From a market demand perspective, cross-border e-commerce aligns with the massive wave of Chinese manufacturing going global; personalized, fragmented content demands have spawned numerous AIGC cultural innovation opportunities; and the continuous thirst for high-quality data for AI model training has provided a path for the commercialization of data products and services.
From a policy support perspective, from Suzhou's online OPC community for datasets to Hubei's special policies for data circulation, from office space policies at Shanghai's Lingang Zero-Boundary Cube to various local digital intelligence investment ecosystems—local policies are evolving from the early stage of "providing funds and land" towards a deeper direction of "providing capabilities, resources, and ecosystems."

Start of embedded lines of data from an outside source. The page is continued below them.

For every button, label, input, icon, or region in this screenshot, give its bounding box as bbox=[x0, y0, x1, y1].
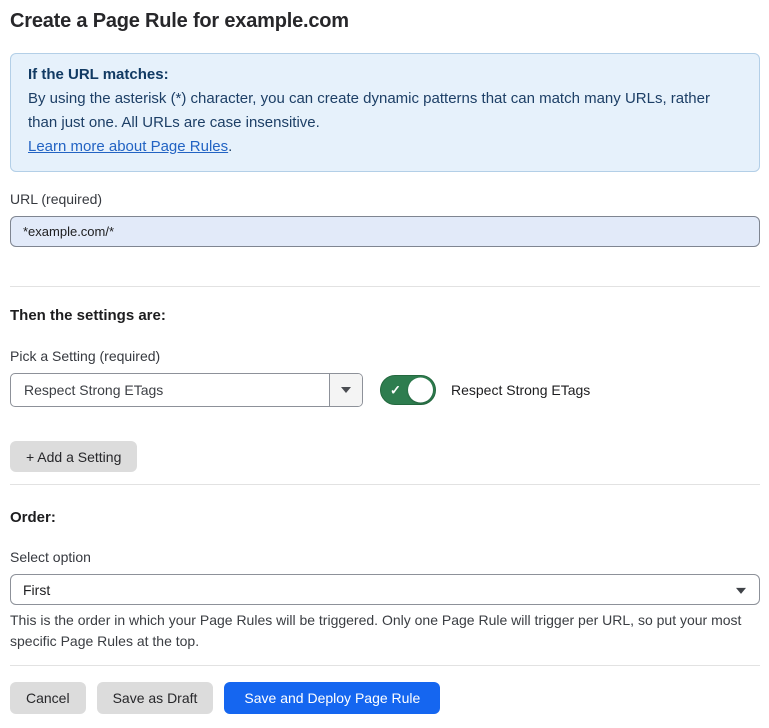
learn-more-link[interactable]: Learn more about Page Rules bbox=[28, 138, 228, 155]
link-period: . bbox=[228, 138, 232, 155]
setting-dropdown-value: Respect Strong ETags bbox=[11, 374, 329, 406]
order-select-label: Select option bbox=[10, 549, 760, 565]
divider-before-footer bbox=[10, 665, 760, 666]
footer-actions: Cancel Save as Draft Save and Deploy Pag… bbox=[10, 682, 760, 714]
divider-after-settings bbox=[10, 484, 760, 485]
add-setting-button[interactable]: + Add a Setting bbox=[10, 441, 137, 472]
chevron-down-icon bbox=[341, 387, 351, 393]
page-title: Create a Page Rule for example.com bbox=[10, 10, 760, 33]
setting-row: Respect Strong ETags ✓ Respect Strong ET… bbox=[10, 373, 760, 407]
toggle-knob bbox=[408, 378, 433, 403]
info-box-body: By using the asterisk (*) character, you… bbox=[28, 87, 742, 135]
info-box-heading: If the URL matches: bbox=[28, 63, 742, 87]
setting-dropdown-arrow-button[interactable] bbox=[329, 374, 362, 406]
setting-toggle-label: Respect Strong ETags bbox=[451, 382, 590, 398]
setting-toggle[interactable]: ✓ bbox=[380, 375, 436, 405]
url-input[interactable] bbox=[10, 216, 760, 247]
divider-after-url bbox=[10, 286, 760, 287]
order-section-heading: Order: bbox=[10, 509, 760, 526]
save-draft-button[interactable]: Save as Draft bbox=[97, 682, 214, 714]
check-icon: ✓ bbox=[390, 384, 401, 397]
save-deploy-button[interactable]: Save and Deploy Page Rule bbox=[224, 682, 440, 714]
order-select-value: First bbox=[23, 582, 50, 598]
info-box-link-line: Learn more about Page Rules. bbox=[28, 135, 742, 159]
url-match-info-box: If the URL matches: By using the asteris… bbox=[10, 53, 760, 172]
chevron-down-icon bbox=[736, 587, 746, 593]
cancel-button[interactable]: Cancel bbox=[10, 682, 86, 714]
create-page-rule-form: Create a Page Rule for example.com If th… bbox=[0, 0, 769, 728]
pick-setting-label: Pick a Setting (required) bbox=[10, 348, 760, 364]
url-field-label: URL (required) bbox=[10, 191, 760, 207]
settings-section-heading: Then the settings are: bbox=[10, 307, 760, 324]
order-select[interactable]: First bbox=[10, 574, 760, 605]
order-help-text: This is the order in which your Page Rul… bbox=[10, 610, 760, 652]
setting-dropdown[interactable]: Respect Strong ETags bbox=[10, 373, 363, 407]
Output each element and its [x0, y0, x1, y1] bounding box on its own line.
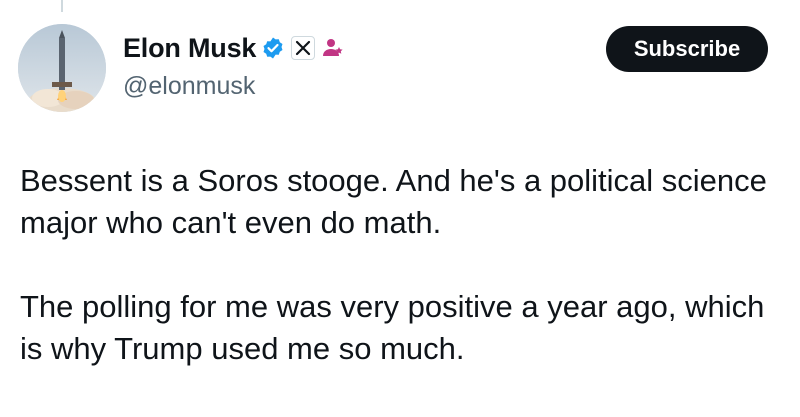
x-logo-icon[interactable]	[291, 36, 316, 60]
author-display-name[interactable]: Elon Musk	[123, 33, 256, 64]
tweet-paragraph: The polling for me was very positive a y…	[20, 289, 765, 366]
tweet-body: Bessent is a Soros stooge. And he's a po…	[20, 160, 790, 370]
subscribe-button[interactable]: Subscribe	[606, 26, 768, 72]
thread-connector-line	[61, 0, 63, 12]
tweet-card: Elon Musk @elonmusk Subscribe Bessent is…	[0, 0, 800, 417]
avatar[interactable]	[18, 24, 106, 112]
affiliate-person-icon[interactable]	[321, 36, 345, 60]
verified-badge-icon[interactable]	[261, 36, 285, 60]
author-handle[interactable]: @elonmusk	[123, 72, 255, 101]
tweet-paragraph: Bessent is a Soros stooge. And he's a po…	[20, 163, 767, 240]
author-name-row: Elon Musk	[123, 28, 345, 68]
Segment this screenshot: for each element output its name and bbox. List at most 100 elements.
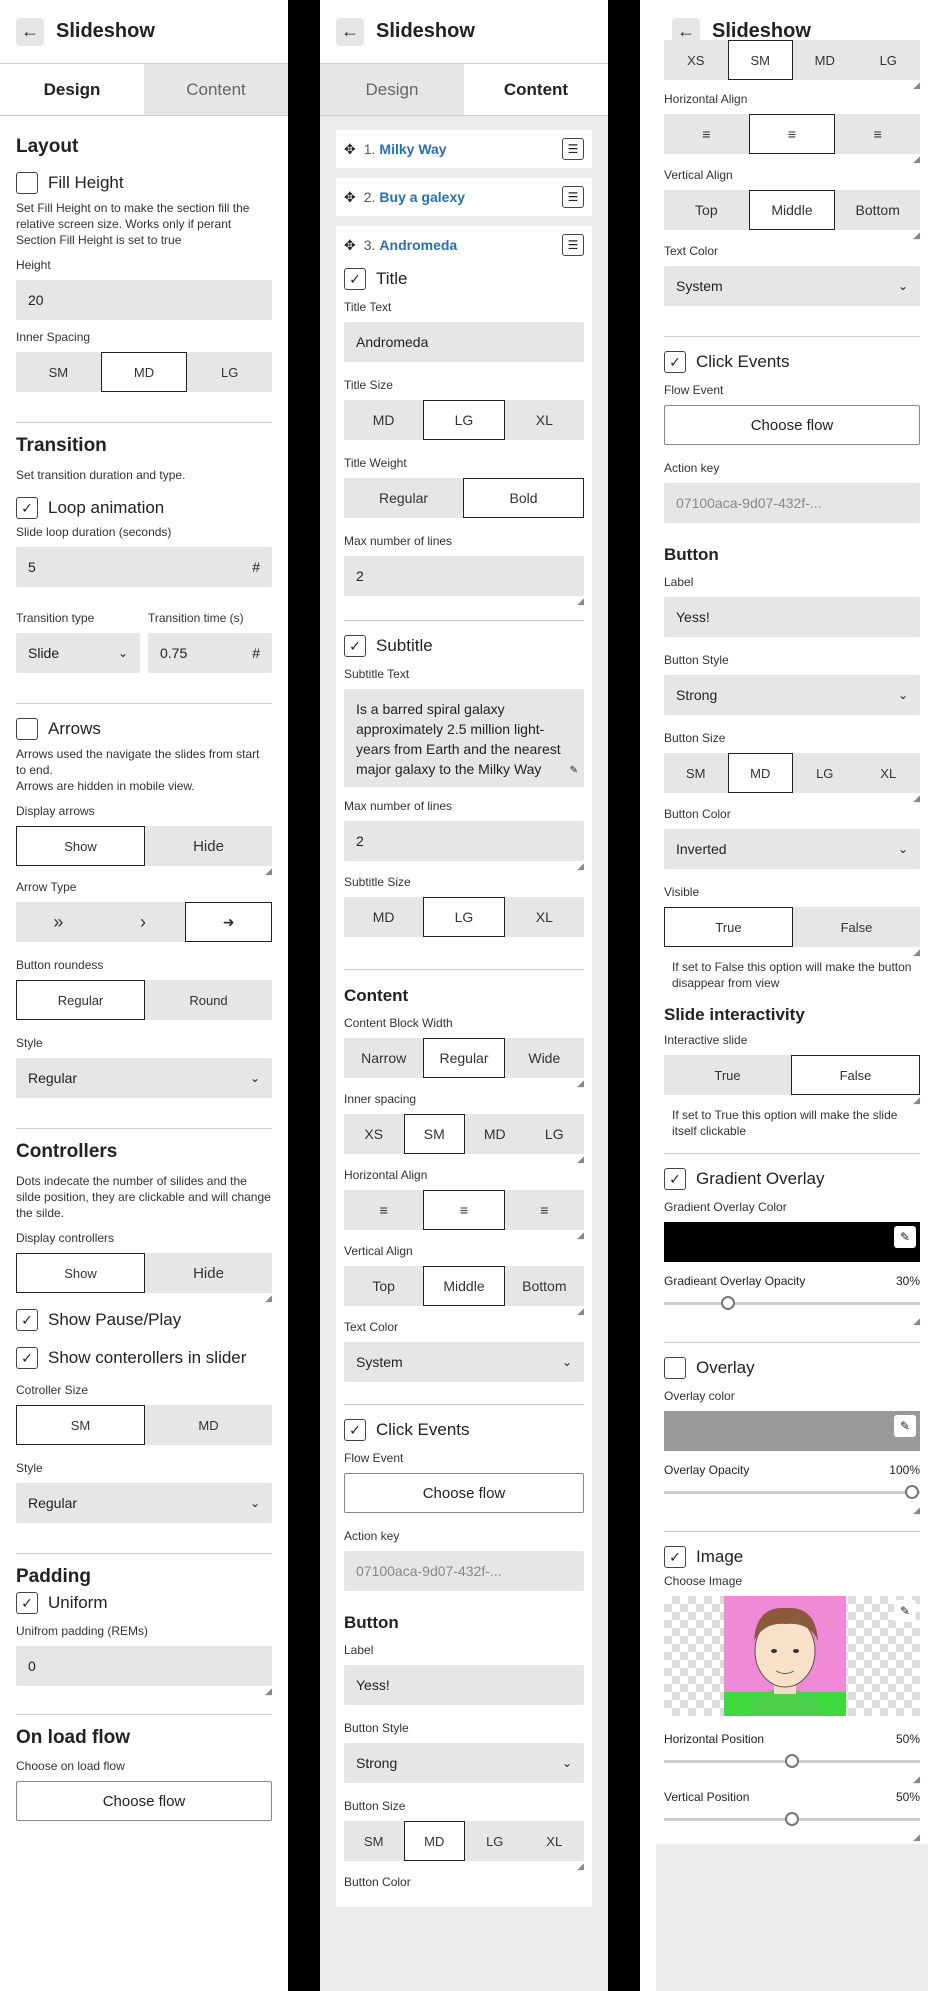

Compared to e-commerce, content creation, and data services, hardware-oriented tracks like embodied intelligent robots currently lack similarly fertile ground for OPC entrepreneurship. High hardware investment, multi-disciplinary collaboration, the need for industrial-grade equipment for small/medium trial production lines, and the capital-intensive nature of physical environment system integration and multi-link operations and maintenance determine that such tracks are unlikely to adopt the lightweight "one-person army" model in the short term. This precisely illustrates that the success of OPC entrepreneurship is not simply about "replacing people with AI," but about finding incremental opportunities where the cost structure is most suitable for digitization, driven by the triple factors of technology, demand, and policy.
05 Conclusion: The Continuous Evolution of the OPC Entrepreneurship Ecosystem
These OPCs are no longer the exclusive domain of elites in first-tier cities. In Suzhou, the nation's first online OPC community for datasets and the all-element platform integrating data, computing power, scenarios, and capital within SISPARK have created a "six-in-one" OPC empowerment field. In Hangzhou, one of China's earliest established OPC communities, "Honghu Hui," has sketched a new profile of OPC entrepreneurs based on extensive real data. In Longgang, Shenzhen, the AIGC cultural innovation OPC ecosystem community is forming a dual closed loop of "order empowerment + technical services," with order fulfillment as its breakthrough point.
As the three defining characteristics on the national OPC entrepreneurship map—the mature global supply chain of e-commerce, the productivity restructuring of AIGC content creation, and the infrastructure development for data products and trading—become increasingly recognized, the narrative surrounding the "one-person company" is likely to reach an even more dynamic turning point: it is a trending buzzword in entrepreneurship, and more likely, it could become a sub-mainstream economic form in the post-internet era.
Ebrun Think Tank will continue to monitor the enhancement of industrial and corporate competitiveness related to data elements and report on new developments and case studies.